Un des caractères bizarres de la ville, c’était le mélange de paganisme et de christianisme que l’on trouvait dans les monumens, sous Constantin. La statue de l’empereur, faite avec une statue d’Apollon, dont on avait changé la tête, était surmontée d’un nimbe formé de sept clous, qu’on disait clous de la vraie croix, et des morceaux de cette croix étaient enfermés comme talismans dans le buste d’airain d’Apollon. Une déesse de la Fortune portait le symbole de la croix. La religion nouvelle s’appropriait ainsi ce qu’elle ne détruisait pas, elle convertissait de force jusqu’au peuple d’airain et de marbre. On vit le même spectacle à Rome, sous Sixte V, lorsque l’église, triomphant de la renaissance païenne, imposait partout ses emblèmes.

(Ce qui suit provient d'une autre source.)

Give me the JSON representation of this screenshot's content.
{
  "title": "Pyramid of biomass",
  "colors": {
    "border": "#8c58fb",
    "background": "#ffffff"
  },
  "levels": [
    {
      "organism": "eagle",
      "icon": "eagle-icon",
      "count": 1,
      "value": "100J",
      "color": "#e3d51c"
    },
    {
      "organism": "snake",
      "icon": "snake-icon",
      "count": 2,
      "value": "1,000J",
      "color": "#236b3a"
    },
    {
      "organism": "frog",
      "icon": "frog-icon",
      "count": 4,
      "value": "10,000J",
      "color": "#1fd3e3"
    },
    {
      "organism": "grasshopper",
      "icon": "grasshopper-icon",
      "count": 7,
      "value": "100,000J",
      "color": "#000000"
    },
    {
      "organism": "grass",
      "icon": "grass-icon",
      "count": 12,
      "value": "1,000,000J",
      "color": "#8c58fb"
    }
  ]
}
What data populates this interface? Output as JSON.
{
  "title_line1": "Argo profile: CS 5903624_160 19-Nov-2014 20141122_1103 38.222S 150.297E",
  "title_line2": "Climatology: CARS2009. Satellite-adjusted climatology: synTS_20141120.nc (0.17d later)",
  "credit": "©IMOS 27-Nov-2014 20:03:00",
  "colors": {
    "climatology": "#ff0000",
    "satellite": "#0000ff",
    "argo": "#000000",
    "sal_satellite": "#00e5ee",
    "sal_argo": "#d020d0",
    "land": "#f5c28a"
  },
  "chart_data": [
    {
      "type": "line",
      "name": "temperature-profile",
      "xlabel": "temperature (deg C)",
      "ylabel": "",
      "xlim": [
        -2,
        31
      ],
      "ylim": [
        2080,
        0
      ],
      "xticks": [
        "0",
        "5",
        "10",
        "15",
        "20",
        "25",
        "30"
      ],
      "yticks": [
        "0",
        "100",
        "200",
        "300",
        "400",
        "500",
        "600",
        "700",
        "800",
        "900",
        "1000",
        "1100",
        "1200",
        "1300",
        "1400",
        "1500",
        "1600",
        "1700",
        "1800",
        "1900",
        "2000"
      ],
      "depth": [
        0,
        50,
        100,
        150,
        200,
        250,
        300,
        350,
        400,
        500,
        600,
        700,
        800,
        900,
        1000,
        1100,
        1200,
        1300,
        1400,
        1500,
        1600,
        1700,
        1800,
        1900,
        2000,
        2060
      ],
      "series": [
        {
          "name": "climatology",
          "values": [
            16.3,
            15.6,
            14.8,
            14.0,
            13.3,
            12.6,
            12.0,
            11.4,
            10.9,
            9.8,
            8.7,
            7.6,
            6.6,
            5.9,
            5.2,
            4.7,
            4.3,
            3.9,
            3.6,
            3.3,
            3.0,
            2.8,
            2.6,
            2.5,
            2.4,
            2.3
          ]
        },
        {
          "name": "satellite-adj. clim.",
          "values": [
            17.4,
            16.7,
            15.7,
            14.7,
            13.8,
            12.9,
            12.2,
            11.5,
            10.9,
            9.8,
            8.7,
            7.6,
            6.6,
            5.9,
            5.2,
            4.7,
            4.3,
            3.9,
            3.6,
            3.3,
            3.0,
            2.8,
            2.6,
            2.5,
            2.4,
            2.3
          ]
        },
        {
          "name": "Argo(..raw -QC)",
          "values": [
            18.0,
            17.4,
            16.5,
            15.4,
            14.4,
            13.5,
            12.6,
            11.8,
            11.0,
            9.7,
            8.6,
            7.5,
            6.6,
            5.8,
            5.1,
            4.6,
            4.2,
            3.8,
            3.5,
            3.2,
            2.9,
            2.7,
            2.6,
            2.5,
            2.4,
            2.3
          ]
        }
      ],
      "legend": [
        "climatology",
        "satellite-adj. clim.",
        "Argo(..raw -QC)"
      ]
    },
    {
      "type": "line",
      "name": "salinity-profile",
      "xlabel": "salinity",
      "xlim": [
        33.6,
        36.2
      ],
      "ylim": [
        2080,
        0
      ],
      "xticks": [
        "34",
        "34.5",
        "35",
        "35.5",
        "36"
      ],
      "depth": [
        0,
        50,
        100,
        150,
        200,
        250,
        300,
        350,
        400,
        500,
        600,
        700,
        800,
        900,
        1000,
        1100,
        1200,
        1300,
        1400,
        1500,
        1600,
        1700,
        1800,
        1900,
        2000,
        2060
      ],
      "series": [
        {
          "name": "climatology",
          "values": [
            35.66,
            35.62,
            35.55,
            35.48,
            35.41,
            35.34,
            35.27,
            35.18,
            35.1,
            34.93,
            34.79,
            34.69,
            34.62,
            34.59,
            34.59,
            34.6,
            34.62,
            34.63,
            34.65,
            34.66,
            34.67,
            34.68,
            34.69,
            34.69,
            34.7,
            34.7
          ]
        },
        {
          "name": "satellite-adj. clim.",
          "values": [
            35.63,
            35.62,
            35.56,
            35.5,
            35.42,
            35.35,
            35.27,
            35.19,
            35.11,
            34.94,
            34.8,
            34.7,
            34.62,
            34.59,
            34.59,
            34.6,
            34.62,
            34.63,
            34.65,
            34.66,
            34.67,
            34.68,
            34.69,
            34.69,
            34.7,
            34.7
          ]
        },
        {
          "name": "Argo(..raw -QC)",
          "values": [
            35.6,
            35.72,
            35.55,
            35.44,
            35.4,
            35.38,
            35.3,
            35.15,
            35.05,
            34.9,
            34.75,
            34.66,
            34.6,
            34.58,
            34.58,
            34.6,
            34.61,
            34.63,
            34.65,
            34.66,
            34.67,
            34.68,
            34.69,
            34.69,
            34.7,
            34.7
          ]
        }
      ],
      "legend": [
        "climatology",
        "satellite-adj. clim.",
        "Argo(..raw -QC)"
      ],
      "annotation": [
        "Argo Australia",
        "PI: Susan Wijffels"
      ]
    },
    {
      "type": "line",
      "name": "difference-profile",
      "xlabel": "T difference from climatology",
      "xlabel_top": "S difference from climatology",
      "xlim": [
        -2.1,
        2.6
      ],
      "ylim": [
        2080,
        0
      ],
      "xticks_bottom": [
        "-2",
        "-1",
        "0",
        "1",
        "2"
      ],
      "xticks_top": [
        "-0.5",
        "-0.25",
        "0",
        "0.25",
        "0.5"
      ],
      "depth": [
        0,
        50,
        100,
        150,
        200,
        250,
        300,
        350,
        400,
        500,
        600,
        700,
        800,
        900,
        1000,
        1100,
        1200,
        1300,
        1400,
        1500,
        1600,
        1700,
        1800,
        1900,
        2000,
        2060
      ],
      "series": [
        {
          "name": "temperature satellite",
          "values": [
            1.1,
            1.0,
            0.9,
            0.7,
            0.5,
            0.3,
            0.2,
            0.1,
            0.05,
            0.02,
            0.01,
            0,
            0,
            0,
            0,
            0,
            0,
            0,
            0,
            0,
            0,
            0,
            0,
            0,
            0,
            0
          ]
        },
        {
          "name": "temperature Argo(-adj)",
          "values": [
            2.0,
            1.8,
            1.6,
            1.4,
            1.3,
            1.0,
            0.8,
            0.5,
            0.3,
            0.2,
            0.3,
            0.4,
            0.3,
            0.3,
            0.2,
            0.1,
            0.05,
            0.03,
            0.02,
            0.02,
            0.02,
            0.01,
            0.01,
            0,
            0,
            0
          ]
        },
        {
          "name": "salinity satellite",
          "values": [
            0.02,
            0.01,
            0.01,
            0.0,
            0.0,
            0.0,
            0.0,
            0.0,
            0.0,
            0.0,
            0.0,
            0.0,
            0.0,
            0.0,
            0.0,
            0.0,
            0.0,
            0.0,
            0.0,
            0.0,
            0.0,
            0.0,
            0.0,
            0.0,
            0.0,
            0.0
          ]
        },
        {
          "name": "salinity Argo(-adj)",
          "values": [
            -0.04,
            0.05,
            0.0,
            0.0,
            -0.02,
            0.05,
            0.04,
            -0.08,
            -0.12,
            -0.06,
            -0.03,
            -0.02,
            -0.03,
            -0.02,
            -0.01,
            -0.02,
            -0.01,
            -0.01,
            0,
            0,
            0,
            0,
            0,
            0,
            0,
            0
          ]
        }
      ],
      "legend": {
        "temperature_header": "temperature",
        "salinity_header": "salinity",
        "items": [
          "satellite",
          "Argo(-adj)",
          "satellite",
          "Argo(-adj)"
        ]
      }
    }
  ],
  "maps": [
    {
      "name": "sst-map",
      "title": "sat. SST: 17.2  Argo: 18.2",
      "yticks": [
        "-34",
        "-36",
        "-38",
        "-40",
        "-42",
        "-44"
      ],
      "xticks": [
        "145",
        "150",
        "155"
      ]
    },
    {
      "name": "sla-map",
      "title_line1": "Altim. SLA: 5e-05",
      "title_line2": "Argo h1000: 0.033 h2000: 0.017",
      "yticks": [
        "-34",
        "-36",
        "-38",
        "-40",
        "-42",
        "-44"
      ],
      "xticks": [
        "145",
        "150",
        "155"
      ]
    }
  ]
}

Constantinople formait alors le plus grand musée d’art que le monde ait jamais vu. Les statues, moins nombreuses qu’à Rome, étaient des œuvres d’artistes immortels qui servaient de trophée au despotisme des césars et à la nouvelle religion conquérante. Lorsque la jeune impératrice prenait place à l’hippodrome, où, plus tard, sa propre statue devait être placée à côté de celle de l’empereur, elle apercevait mille souvenirs de son pays natal, ses anciens dieux, le trépied de l’Apollon Pythien de Delphes, célèbre offrande des Grecs après Platées. Elle pouvait voir réunis aux thermes splendides de Zeuxippe la collection des grands hommes de la Grèce, un Homère pensif, incomparable chef-d’œuvre, une statue d’Hélène si belle que, selon l’expression d’un poète, bien qu’elle fût de bronze, elle éveillait le désir d’amour. La plupart de ces chefs-d’œuvre périrent par les incendies, les émeutes, les tremblemens de terre, le fanatisme des chrétiens, la fureur de destruction des barbares dans les provinces. Les derniers restes furent anéantis par les croisés, en sorte que ces musées de Constantinople, où tant de chefs-d’œuvre étaient accumulés, ont été perdus pour l’humanité. C’est du milieu des débris de Rome que devaient ressusciter les dieux et les héros antiques qui ont inspiré l’art de la renaissance.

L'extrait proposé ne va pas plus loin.